Topic 5: Ethical Continual/Lifelong Deep Learning for multi-modal, cross-modal information retrieval: Training deep neural networks to learn a very accurate mapping from inputs (such as image data, sensor data, text) to outputs (e.g. labels also known as classes) requires large amounts of labelled data. Even when these models are trained, they have limited ability to generalise to conditions that are different to the ones used for training the model. Projects under this topic concern the development of Continual/Lifelong learning algorithms that can learn continuously and adaptively, to autonomously and incrementally develop new knowledge.
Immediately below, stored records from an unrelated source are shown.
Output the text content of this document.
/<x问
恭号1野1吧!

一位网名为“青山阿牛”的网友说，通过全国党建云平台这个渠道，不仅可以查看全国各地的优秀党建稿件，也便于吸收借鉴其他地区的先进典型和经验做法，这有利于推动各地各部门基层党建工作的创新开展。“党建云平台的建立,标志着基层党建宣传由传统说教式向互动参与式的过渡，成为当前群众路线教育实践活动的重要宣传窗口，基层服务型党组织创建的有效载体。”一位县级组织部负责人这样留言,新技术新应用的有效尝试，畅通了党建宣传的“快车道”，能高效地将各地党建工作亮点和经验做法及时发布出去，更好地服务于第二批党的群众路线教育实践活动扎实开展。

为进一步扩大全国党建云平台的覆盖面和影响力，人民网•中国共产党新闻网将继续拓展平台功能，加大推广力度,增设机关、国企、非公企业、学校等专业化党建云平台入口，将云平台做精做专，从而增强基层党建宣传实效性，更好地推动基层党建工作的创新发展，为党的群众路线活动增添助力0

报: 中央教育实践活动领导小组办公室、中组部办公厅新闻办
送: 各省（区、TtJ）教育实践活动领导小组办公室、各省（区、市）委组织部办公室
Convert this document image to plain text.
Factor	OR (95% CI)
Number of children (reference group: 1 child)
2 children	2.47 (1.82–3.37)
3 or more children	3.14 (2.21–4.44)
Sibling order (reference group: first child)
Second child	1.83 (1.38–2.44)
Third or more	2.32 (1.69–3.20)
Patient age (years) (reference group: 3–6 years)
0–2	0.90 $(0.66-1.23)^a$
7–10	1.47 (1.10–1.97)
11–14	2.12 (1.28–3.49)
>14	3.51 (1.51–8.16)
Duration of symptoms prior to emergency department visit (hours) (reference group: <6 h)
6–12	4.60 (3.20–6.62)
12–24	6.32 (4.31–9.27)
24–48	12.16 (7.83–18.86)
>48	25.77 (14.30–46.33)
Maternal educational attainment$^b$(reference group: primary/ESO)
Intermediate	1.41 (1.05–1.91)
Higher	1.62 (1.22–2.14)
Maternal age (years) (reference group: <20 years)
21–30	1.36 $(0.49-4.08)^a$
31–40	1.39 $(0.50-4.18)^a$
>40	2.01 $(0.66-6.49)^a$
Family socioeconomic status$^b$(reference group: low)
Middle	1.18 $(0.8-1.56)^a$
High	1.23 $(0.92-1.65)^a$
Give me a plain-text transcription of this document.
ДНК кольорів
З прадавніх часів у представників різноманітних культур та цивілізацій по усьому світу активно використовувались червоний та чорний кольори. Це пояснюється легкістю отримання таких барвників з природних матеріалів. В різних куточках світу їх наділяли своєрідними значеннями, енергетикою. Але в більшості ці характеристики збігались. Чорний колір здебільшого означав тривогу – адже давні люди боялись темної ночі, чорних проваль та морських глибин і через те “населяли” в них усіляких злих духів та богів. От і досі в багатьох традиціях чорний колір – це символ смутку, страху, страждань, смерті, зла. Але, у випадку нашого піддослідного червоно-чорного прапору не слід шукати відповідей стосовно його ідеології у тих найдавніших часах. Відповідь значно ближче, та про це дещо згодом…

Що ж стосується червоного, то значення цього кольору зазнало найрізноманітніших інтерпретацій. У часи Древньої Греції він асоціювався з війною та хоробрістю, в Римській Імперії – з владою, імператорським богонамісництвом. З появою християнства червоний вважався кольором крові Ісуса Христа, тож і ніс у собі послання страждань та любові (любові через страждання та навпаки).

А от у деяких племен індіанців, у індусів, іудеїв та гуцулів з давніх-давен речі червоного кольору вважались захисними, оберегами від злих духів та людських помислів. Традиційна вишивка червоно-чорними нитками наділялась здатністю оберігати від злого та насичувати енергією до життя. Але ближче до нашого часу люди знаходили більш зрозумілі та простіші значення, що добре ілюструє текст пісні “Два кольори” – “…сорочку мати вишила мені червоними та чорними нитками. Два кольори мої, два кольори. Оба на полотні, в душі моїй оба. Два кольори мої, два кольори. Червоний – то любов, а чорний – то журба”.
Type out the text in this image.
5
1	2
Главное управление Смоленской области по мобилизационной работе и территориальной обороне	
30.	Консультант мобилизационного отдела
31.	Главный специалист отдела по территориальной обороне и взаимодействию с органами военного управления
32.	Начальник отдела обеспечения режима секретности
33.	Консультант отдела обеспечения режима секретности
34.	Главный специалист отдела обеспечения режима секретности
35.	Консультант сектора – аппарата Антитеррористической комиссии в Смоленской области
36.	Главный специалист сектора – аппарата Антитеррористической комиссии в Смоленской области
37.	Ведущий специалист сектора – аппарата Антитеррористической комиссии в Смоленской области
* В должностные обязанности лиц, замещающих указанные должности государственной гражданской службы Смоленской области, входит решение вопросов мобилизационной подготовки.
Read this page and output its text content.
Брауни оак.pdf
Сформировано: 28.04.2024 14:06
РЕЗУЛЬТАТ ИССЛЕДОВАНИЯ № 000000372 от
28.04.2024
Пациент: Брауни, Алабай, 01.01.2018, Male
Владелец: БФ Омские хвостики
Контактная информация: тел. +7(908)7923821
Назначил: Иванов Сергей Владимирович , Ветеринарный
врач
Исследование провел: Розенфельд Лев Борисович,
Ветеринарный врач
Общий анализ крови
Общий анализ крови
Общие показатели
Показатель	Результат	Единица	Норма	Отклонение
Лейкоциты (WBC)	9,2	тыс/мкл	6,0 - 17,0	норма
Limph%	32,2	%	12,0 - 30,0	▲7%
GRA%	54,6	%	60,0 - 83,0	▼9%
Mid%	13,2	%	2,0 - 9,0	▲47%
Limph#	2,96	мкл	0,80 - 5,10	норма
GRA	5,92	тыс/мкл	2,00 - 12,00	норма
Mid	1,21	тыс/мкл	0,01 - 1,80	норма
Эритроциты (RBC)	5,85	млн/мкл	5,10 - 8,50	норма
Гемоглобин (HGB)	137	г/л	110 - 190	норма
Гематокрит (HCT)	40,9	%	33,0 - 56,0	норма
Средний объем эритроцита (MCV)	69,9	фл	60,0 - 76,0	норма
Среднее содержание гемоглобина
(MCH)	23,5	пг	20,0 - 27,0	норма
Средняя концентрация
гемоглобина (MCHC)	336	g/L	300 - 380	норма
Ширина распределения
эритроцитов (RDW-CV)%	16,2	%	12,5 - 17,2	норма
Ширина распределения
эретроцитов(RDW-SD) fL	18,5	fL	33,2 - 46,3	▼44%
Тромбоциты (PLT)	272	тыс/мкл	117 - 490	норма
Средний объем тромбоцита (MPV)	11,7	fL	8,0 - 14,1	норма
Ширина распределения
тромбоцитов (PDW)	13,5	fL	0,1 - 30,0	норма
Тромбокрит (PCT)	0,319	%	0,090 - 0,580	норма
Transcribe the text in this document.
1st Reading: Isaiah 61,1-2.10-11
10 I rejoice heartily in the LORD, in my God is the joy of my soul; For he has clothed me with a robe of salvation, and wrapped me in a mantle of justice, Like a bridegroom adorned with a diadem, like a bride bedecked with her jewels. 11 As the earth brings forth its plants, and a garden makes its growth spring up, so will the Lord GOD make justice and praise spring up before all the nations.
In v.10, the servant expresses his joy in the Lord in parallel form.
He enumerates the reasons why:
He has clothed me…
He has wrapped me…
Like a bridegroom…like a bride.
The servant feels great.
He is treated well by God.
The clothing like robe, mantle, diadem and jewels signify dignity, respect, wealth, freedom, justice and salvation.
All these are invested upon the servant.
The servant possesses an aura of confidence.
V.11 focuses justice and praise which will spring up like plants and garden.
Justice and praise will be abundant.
Topic 6: Multimodal data fusion using Deep Learning for information retrieval: Deep learning is a subset of machine learning in artificial intelligence (AI) that is capable of learning from data. Deep learning is receiving a lot of attention due to its ability to achieve unprecedented levels of performance in terms of accuracy and speed, to the point where deep learning algorithms can outperform humans at decision making, and tasks such as classifying images, and real-time detection. Multi-modal data fusion is an important task for many machine learning applications, including human activity recognition, information retrieval, and real-time applications of A.I. For example, datasets can include audio and visual data; image and sensor data; multi-sensor multi-modal data; and text and image data. Multi-modal data can be complex, noisy and imbalanced, particularly when collected from real environments. Therefore, it is a significant challenge to create deep learning models that can classify multi-modal data. Machine learning models designed to classify imbalanced data are biased toward learning the more commonly occurring classes. Such bias occurs naturally since the models better learn classes which contain more records, a similar process that would occur with human learning. The aim of this project is to: (1) devise feature engineering approaches for multi-modal data; (2) identify whether fusing multi-modal data improves results as opposed to using uni-modal datasets in specific machine learning tasks; and (3) to develop computational approaches and methods for fusing imbalanced multi-modal data.

Topic 8: Information Retrieval. I very much welcome ideas in Natural Language Processing and in Information Retrieval. I am interested in using Deep Learning methods for improving relevance feedback; multi-modal information retrieval; topic modelling; and cross-lingual information retrieval; and open to suggestions.